Running from Cancer

Freshman Lily Redmond poses at the SCHS blood drive. [photo courtesy of Delainey Iles, 11]

By: Flynn Lloyd | News Editor

December 18, 2017

Running. For most people, the movement of our legs, accumulation of sweat, and increased heart rate are mundane, even loathed.

But runners love to run.

They love the adventure, freedom, and strength that running provides, and rarely does their mind explore the possibility of suddenly losing this privilege. They don’t dwell on the fear of disease and disability stripping this freedom away from us.

San Clemente High School freshman Lily Redmond didn’t suspect any of this either, and it was something that she couldn’t run away from.

“I found out that I had cancer about two weeks after the cross country tryouts”Redmond said.  “The doctors told me that I would’t be able to run for the next few months, which was hard…at that point I realized that my life would never be the same.”

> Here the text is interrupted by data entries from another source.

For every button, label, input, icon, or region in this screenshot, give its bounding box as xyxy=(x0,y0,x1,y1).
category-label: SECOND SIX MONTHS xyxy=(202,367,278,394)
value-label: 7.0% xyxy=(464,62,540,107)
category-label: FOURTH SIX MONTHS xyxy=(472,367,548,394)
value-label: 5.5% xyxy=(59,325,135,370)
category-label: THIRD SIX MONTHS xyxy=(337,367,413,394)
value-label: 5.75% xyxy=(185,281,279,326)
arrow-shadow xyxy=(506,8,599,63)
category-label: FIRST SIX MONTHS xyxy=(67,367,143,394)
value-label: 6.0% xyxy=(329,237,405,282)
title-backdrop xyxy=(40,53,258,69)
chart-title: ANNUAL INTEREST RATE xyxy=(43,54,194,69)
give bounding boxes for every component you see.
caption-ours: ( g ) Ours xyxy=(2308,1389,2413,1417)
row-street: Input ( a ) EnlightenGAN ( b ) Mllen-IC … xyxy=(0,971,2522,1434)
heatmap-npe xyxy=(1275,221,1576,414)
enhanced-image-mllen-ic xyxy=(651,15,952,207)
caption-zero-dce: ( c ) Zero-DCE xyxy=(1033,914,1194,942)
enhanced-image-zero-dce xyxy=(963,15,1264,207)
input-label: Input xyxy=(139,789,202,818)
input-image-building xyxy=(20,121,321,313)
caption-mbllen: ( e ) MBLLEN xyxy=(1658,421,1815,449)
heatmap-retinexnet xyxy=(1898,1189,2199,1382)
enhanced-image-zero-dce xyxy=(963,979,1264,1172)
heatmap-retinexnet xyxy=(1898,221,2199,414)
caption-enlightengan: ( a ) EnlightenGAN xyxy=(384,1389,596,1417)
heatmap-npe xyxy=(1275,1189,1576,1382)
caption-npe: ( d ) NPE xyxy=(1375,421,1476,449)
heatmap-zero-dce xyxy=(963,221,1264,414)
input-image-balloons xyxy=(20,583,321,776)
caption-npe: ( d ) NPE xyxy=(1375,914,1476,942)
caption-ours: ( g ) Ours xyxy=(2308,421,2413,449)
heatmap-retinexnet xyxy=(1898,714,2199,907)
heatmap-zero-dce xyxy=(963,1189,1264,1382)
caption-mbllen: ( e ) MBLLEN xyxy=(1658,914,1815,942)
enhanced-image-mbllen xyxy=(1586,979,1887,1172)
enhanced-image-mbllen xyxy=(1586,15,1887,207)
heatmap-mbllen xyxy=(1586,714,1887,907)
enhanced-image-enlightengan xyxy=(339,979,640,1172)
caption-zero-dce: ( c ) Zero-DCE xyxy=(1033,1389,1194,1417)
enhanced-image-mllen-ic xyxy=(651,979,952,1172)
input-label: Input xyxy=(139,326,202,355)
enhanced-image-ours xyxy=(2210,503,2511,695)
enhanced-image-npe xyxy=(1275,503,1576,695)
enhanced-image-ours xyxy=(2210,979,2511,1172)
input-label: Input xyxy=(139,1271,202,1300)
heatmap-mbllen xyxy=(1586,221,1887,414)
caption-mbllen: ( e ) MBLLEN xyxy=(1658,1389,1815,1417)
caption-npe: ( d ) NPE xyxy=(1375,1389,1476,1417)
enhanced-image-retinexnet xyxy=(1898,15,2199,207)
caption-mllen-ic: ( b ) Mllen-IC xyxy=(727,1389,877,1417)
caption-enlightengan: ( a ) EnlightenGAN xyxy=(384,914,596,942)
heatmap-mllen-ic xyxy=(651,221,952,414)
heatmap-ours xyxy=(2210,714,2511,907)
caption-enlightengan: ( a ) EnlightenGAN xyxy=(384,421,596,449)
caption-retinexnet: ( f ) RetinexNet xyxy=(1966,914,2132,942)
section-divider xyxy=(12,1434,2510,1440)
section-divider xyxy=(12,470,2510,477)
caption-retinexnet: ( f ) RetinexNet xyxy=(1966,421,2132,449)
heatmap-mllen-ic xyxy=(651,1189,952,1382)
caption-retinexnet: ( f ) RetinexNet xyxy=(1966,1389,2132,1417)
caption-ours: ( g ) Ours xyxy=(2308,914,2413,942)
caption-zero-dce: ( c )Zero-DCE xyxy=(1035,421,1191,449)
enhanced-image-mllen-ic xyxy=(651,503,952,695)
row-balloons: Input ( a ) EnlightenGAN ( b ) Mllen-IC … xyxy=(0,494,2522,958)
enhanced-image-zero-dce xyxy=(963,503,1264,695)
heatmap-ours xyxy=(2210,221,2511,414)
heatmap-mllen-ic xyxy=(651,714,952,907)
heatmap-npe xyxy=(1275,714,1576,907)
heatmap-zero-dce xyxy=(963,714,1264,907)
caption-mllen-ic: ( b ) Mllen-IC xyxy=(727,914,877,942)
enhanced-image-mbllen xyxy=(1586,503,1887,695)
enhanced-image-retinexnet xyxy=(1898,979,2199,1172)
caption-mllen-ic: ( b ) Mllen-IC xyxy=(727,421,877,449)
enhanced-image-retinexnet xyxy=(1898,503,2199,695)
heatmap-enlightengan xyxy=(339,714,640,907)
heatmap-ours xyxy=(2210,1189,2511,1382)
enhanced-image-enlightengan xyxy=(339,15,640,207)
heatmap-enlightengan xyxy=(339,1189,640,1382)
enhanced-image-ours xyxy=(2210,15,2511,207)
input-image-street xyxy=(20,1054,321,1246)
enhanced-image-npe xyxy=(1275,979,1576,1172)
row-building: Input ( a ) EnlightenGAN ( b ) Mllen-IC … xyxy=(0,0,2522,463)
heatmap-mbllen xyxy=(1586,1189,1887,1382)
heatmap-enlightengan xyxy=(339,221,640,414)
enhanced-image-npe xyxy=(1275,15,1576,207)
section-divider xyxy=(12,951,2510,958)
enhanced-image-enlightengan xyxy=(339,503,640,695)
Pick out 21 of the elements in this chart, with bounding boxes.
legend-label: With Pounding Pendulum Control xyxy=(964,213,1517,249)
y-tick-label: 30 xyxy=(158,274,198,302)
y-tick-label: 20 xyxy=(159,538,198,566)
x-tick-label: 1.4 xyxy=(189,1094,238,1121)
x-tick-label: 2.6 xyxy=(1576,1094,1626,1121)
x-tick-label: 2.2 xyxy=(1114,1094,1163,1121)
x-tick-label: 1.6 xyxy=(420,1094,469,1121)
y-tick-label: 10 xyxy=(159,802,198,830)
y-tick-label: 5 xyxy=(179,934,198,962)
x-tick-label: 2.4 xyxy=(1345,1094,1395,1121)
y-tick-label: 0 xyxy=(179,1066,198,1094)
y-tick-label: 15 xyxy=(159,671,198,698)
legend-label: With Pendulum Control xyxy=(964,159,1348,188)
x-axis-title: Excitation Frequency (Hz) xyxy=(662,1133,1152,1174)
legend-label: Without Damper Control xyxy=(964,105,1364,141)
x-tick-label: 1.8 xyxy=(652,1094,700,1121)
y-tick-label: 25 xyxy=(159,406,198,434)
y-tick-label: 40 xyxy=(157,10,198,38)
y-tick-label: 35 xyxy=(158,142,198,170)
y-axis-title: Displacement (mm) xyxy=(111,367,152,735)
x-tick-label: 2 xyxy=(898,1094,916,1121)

The ASB vice president of the freshman class, Redmond was just thirteen years old when diagnosed. It’s difficult to imagine the fear and shock that fell on her and her family’s shoulders, so unexpectedly. Redmond is just your typical high school student, but the diagnosis wasn’t something she (or anyone) could ever prepare for.

Most of the time when focusing on cancer, society hones in on the negative instead of appreciating the things that make life enjoyable. With this sudden loss of control in her own life, Redmond was “thankful to have many people there for [her]”— but that didn’t change the fact that a part of her had been taken away. It’s easy to say that we could live without the freedom of being able to go for a run, but what’s harder to realize is that once it becomes a physical impossibility, those are the things that are missed the most.

Redmond watched other girls run and had to adapt to the idea that although she was a strong runner, this was now out of the picture. She was forced to give up a piece of herself. And cancer was the sole culprit, thriving on the unknown and uncontrollable, it is an ominous  dark cloud in our society. But Redmond’s courage and maturity shine through this experience, moving through her treatment with determination and grit.

She’s a strong and hopeful girl who isn’t stuck in mourning, and has shown a smile throughout a disheartening, and at times, heartbreaking experience. Although this journey will stay with her forever, she has started training again and doing what she loves, despite the limitations she has faced, saying “I have to keep running.”